Wherever there’s gossip, inside concentration, or manipulation—there’s toxicity. I have an ex-pastor friend who was forced out. The church belittled him at corporate meetings, made his life miserable, and asked him to supply his preaching outlines for review. They wanted to rule the pastor.
I know another ex-pastor whose treasurer would withhold his check. He would have to hunt him down to get paid—even though the church had over 1 million in the bank!
I know 4 others with similar situations—never to return.
80% of pastors believe pastoral ministry has negatively affected their families.

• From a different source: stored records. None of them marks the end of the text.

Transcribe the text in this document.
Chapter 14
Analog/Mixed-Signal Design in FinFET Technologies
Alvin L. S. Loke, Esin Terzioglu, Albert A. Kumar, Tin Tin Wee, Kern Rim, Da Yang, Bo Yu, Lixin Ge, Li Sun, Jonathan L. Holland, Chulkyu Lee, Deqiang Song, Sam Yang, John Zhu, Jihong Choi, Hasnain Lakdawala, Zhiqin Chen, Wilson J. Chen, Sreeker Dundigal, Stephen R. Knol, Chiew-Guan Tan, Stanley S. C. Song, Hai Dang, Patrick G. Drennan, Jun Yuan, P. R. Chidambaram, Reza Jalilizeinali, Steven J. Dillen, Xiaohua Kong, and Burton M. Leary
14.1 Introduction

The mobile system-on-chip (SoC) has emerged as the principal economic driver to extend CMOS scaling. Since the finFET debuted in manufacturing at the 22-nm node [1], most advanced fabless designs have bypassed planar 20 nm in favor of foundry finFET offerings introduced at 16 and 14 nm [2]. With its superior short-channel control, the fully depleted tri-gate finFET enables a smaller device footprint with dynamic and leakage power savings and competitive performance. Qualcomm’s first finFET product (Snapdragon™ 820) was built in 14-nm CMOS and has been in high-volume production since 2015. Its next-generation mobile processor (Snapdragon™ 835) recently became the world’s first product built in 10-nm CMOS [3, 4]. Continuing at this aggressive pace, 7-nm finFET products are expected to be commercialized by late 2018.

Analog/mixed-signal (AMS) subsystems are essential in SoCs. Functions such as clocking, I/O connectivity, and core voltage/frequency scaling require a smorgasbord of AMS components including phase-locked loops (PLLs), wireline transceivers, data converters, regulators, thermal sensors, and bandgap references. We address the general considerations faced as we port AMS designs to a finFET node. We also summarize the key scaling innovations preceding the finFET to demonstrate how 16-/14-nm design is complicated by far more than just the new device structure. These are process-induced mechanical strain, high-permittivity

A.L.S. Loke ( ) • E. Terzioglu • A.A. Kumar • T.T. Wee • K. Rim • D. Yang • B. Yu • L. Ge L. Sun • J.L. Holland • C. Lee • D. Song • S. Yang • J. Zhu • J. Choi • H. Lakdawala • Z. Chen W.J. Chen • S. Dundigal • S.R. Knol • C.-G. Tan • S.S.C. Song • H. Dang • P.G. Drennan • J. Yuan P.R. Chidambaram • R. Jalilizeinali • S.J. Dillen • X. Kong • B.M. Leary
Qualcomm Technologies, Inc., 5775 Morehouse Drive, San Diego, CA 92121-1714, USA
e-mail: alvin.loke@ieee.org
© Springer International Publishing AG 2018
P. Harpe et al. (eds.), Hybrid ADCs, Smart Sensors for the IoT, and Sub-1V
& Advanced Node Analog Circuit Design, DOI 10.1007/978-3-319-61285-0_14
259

A pastor’s family will always see, and feel, how he is being treated. Whether lack of compensation, undue stress, or other—unlike any other profession, the family worships where the pastor “works.”
Consequently, the pastor’s home becomes an unstable environment. I know a pastor’s wife that literally cried and begged her husband to leave the church—for the sake of the family.
Unfortunately, wives (and children) of pastors experience emotional, relational, and spiritual stress. They hear all of the gossips. They may question: where is God? Is this what the church is really about?
The family of a pastor sacrifices much.
70% of pastors do not have a close friend and constantly fight depression.
True, and I know why. Many pastors have stated an inability to confide in church members. They feel that whatever they say, or do, will be used against them at some point. This is truth.
Pastoral loneliness is a horrible certainty—going through life with no close friends and feeling depressed. It’s a reality that pastors neglect to share and a major reason they leave.